Site Previously Approved for Scrapped Project

Located in the 1,000-acre (400-hectare) Kings Industrial Park, the GWF plant site had previously been granted a small plant exemption on April 11 - but for a different project, Hanford Energy Park (HEP).
        On April 25, however, GWF Power Systems Vice President Doug Wheeler, in a letter to the CEC, said that the company "must withdraw its rights under the small power plant exemption granted to the HEP. Based upon insufficient transmission capacity to accommodate both . . . Hanford Energy Park and the Hanford Energy Park Peaker Project, GWF Power Systems . . . has elected to pursue the . . . Peaker Project."
        But the previous work on the HEP project gave GWF's peaker project a major leg up. It had an identified site, immediately adjacent to GWF's existing Hanford cogeneration plant, that already had most of the permitting pieces in place.

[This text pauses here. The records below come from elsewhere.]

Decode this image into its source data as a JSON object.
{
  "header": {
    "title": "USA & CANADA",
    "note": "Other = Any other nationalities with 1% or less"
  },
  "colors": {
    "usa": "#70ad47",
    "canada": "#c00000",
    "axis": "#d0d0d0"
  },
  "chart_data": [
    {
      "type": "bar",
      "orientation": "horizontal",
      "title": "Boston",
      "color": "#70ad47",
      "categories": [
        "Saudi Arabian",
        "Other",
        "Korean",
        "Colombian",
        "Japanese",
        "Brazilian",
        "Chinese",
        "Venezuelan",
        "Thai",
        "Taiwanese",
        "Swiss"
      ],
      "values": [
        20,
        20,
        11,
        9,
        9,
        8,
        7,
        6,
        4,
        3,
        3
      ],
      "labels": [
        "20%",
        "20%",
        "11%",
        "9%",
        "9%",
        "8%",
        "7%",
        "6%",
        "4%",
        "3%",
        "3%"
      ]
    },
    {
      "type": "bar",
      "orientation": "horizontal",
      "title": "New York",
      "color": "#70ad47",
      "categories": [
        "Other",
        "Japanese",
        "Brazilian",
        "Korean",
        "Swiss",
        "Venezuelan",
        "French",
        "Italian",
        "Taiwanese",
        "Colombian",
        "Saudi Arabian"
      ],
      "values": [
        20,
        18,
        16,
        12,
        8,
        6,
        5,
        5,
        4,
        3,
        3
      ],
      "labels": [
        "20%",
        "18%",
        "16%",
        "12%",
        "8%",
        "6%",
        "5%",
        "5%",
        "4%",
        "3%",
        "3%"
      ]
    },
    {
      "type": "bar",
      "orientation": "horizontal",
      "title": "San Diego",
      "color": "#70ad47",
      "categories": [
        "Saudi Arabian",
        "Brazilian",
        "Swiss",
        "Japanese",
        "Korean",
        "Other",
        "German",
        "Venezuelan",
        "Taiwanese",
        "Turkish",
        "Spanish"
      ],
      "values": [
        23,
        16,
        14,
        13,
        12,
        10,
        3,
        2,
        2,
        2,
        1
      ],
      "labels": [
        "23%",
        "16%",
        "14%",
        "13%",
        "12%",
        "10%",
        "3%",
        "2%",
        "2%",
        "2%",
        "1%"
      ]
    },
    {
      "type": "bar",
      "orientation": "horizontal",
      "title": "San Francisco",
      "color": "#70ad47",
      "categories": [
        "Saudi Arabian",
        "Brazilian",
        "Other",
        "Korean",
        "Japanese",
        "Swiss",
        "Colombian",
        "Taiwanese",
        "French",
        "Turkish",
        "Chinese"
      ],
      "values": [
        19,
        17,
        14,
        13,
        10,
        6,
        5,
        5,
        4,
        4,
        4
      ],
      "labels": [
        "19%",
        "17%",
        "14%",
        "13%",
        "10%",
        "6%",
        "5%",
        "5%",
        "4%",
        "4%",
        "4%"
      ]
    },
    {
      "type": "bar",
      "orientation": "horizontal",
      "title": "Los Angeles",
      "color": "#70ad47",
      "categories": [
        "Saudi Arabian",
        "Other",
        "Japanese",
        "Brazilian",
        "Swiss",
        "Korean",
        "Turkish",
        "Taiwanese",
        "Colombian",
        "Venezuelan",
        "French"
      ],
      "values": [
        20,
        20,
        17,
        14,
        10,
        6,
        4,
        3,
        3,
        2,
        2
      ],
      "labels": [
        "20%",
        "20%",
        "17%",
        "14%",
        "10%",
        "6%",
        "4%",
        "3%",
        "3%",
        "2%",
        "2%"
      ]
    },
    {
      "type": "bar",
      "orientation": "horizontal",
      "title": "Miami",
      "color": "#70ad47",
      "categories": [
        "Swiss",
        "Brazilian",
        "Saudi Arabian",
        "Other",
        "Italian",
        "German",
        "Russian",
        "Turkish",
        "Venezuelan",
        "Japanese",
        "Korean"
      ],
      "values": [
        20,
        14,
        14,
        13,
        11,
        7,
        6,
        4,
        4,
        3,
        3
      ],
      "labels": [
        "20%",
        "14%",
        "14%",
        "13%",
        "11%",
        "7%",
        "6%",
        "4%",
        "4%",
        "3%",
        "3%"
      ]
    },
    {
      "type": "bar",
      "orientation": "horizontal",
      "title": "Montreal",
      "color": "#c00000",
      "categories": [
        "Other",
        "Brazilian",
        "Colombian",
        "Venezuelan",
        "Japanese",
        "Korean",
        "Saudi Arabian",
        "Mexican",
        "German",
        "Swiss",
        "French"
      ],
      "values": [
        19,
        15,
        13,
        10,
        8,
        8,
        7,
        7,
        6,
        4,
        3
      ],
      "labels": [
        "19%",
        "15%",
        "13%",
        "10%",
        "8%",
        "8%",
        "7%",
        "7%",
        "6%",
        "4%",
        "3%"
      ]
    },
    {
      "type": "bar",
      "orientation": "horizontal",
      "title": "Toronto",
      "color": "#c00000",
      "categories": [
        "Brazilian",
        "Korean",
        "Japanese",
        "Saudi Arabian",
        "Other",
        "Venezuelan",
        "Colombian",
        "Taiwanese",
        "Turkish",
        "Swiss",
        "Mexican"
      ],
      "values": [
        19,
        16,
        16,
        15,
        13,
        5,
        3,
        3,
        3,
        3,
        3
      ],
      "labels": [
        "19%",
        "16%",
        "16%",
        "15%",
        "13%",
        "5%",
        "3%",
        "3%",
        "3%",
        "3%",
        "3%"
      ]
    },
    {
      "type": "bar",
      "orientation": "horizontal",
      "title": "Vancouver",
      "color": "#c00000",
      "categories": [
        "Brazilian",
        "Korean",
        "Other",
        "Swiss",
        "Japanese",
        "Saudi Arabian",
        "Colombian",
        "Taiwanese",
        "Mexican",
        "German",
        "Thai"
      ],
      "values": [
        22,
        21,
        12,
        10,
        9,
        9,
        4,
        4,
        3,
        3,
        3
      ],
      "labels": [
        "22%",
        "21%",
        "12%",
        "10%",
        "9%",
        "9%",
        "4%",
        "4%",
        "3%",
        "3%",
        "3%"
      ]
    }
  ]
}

What's Too Little, What's Too Much?

Despite some observers' dire predictions, California came through the high-demand summer season without a single day of rolling outages.
        Added capacity helped, as did reduced outages from existing plants, many built decades ago. State and local conservation pleas were also effective, particularly with the governor's "20/20 Rebate Program," which rewarded conserving customers of Pacific Gas and Electric, San Diego Gas and Electric, and Southern California Edison. But the state's mild summer may have been the key element in weathering the energy crunch, many veteran observers asserted. In addition, the Northwest's increased rain levels freed up more power to be exported to California.
        Davis' performance in the state's energy crisis has been alternately criticized for doing too little and doing too much.
        In the early stages of the crisis, the governor was criticized by some as too passive. Later, some criticized Davis for overreaching, particularly with his executive order exempting peaker plants from California Environmental Quality Act. For example, Barbara O'Connor, director of Cal State Sacramento's Institute for the Study of Politics and Media, called Davis "the imperial governor."
        Davis, though, seems to be surviving the schizoid reactions, at least for the moment. The first Democratic governor elected in 16 years is scoring higher in the polls than the three potential Republican gubernatorial candidates. Developments closer to November 2002's general election, however, will likely play a major role in determining who occupies the California's governor's mansion.
        As for GWF, it has two more plants on tap that it will build by 2002, adding to its seven existing California plants.
        Said Nelsen, "We look forward to the governor's continued leadership in further accelerating the permitting process -- because the sooner we can start generating electricity, the less likely Californians will be to experience blackouts and other service interruptions."